Code Review Was Designed for Strangers

Avery Pennarun made the case this week that each layer of code review doesn’t add latency linearly, it multiplies it. The post hit 500 points on Hacker News almost immediately, which suggests it landed on something people already believed but hadn’t seen stated cleanly. The math behind the claim is real. But the more interesting question is why organizations built review systems that work this way in the first place.

The answer, I think, is that most teams imported a trust model designed for strangers.

Where the PR model actually came from

The pull request as a workflow artifact was popularized by GitHub around 2008, and it matched perfectly the problem GitHub was solving: how do you let an unknown contributor, with no established reputation, submit a change to a codebase maintained by someone who has never met them. The economics of that situation are specific. You don’t know this person. You have no idea if they understand the architecture, follow the conventions, or will still be around when their change causes a regression. The cost of a bad merge is high and visible. The cost of rejecting a patch is low and invisible. Under those conditions, conservative review makes sense.

The Linux kernel workflow, often cited as the gold standard for distributed open-source development, is worth examining carefully here. Linus Torvalds does not review most patches. What looks like a large funnel of review is actually a delegation tree: subsystem maintainers review patches for their domain, and Linus pulls from subsystem trees that have already been filtered. Each layer has genuine domain ownership, not just a bureaucratic checkpoint. The structure scales because each reviewer has a narrow, well-defined scope and real accountability for it.

GitHub’s PR workflow generalized this pattern and made it accessible to everyone. That’s a genuine contribution to how software gets built. But when internal teams adopted it, they didn’t bring along the underlying logic. They brought the mechanics: branch, review, approve, merge. The context that made those mechanics sensible, namely that reviewers are strangers, didn’t transfer.

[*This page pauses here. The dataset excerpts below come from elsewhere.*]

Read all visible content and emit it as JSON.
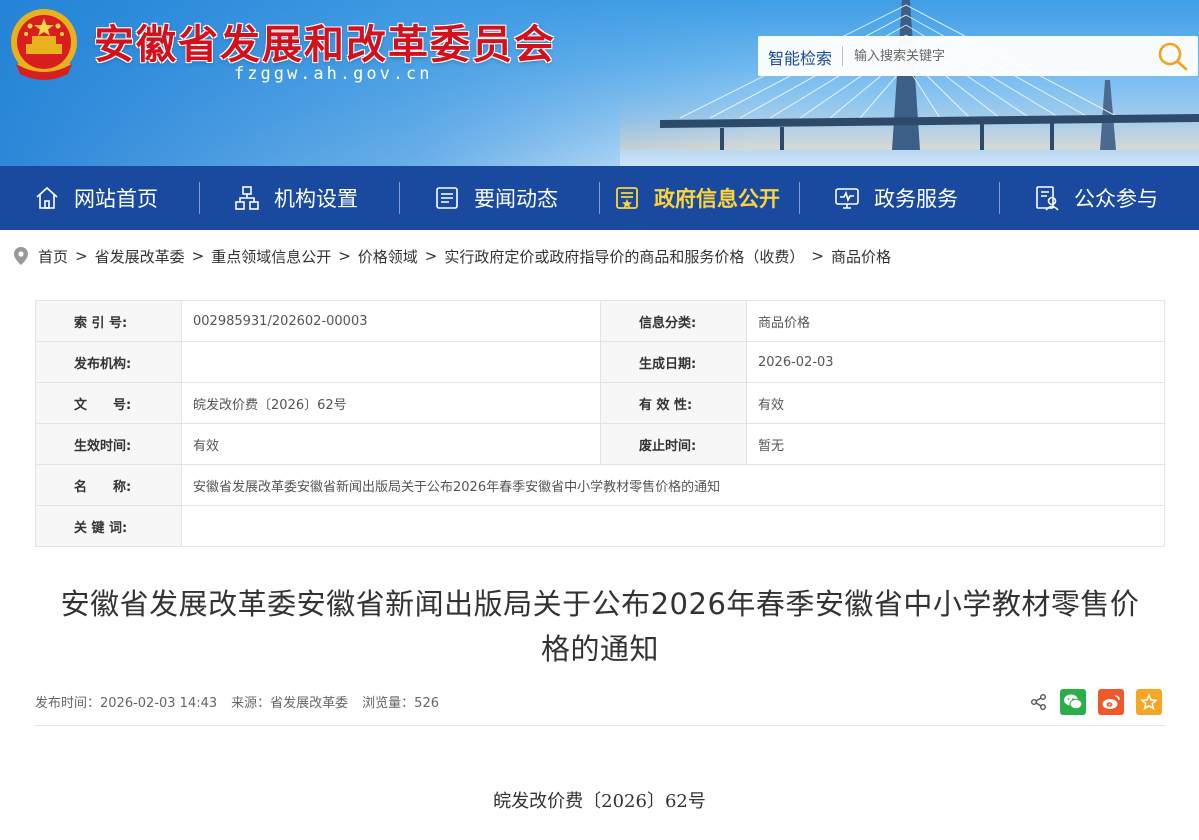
{
  "header": {
    "site_title": "安徽省发展和改革委员会",
    "site_domain": "fzggw.ah.gov.cn",
    "search": {
      "label": "智能检索",
      "placeholder": "输入搜索关键字"
    }
  },
  "nav": {
    "items": [
      {
        "label": "网站首页",
        "icon": "home-icon"
      },
      {
        "label": "机构设置",
        "icon": "org-chart-icon"
      },
      {
        "label": "要闻动态",
        "icon": "news-icon"
      },
      {
        "label": "政府信息公开",
        "icon": "info-disclosure-icon",
        "active": true
      },
      {
        "label": "政务服务",
        "icon": "monitor-icon"
      },
      {
        "label": "公众参与",
        "icon": "participation-icon"
      }
    ],
    "active_color": "#ffd43b",
    "bg_color": "#1a4aa0"
  },
  "breadcrumb": [
    "首页",
    "省发展改革委",
    "重点领域信息公开",
    "价格领域",
    "实行政府定价或政府指导价的商品和服务价格（收费）",
    "商品价格"
  ],
  "meta": {
    "index_label": "索 引 号:",
    "index_value": "002985931/202602-00003",
    "category_label": "信息分类:",
    "category_value": "商品价格",
    "publisher_label": "发布机构:",
    "publisher_value": "",
    "date_label": "生成日期:",
    "date_value": "2026-02-03",
    "docno_label": "文　　号:",
    "docno_value": "皖发改价费〔2026〕62号",
    "validity_label": "有 效 性:",
    "validity_value": "有效",
    "effective_label": "生效时间:",
    "effective_value": "有效",
    "repeal_label": "废止时间:",
    "repeal_value": "暂无",
    "name_label": "名　　称:",
    "name_value": "安徽省发展改革委安徽省新闻出版局关于公布2026年春季安徽省中小学教材零售价格的通知",
    "keywords_label": "关 键 词:",
    "keywords_value": ""
  },
  "article": {
    "title": "安徽省发展改革委安徽省新闻出版局关于公布2026年春季安徽省中小学教材零售价格的通知",
    "publish_time": "发布时间：2026-02-03 14:43",
    "source": "来源：省发展改革委",
    "views": "浏览量：526",
    "doc_number": "皖发改价费〔2026〕62号"
  },
  "share": {
    "icons": [
      "share-icon",
      "wechat-icon",
      "weibo-icon",
      "favorite-icon"
    ],
    "colors": {
      "wechat": "#2aae47",
      "weibo": "#f0572b",
      "favorite": "#f5a623"
    }
  }
}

The trust economics don’t match

In an internal team, the contributors are not strangers. They went through a hiring process. They’ve already merged dozens or hundreds of changes. The codebase has automated tests. There’s a staging environment. A bad change can be reverted in minutes, not months. The asymmetry that justified conservative open-source review, where bad merges are expensive and rejection is cheap, is almost exactly reversed.

When you apply high-friction review to a low-risk, high-trust environment, you get the worst of both worlds: the latency of conservative gatekeeping with none of the quality benefits that conservative gatekeeping provides in its original context.

This is the underlying mechanism behind Pennarun’s 10x claim. The basic queuing math, specifically Little’s Law and the M/M/1 queue model, shows that when a resource approaches 100% utilization, wait times grow non-linearly. A reviewer handling five PRs per day who receives five new PRs per day is at 100% utilization in theory; in practice, with any variance in arrival rate or review complexity, the queue backs up fast. Add a second required reviewer and you’ve doubled the number of queues a PR must pass through sequentially. The Kingman formula for mean waiting time in a queue scales with both utilization and variability. Add both, and you’re not looking at 2x overhead per reviewer, you’re looking at compounding.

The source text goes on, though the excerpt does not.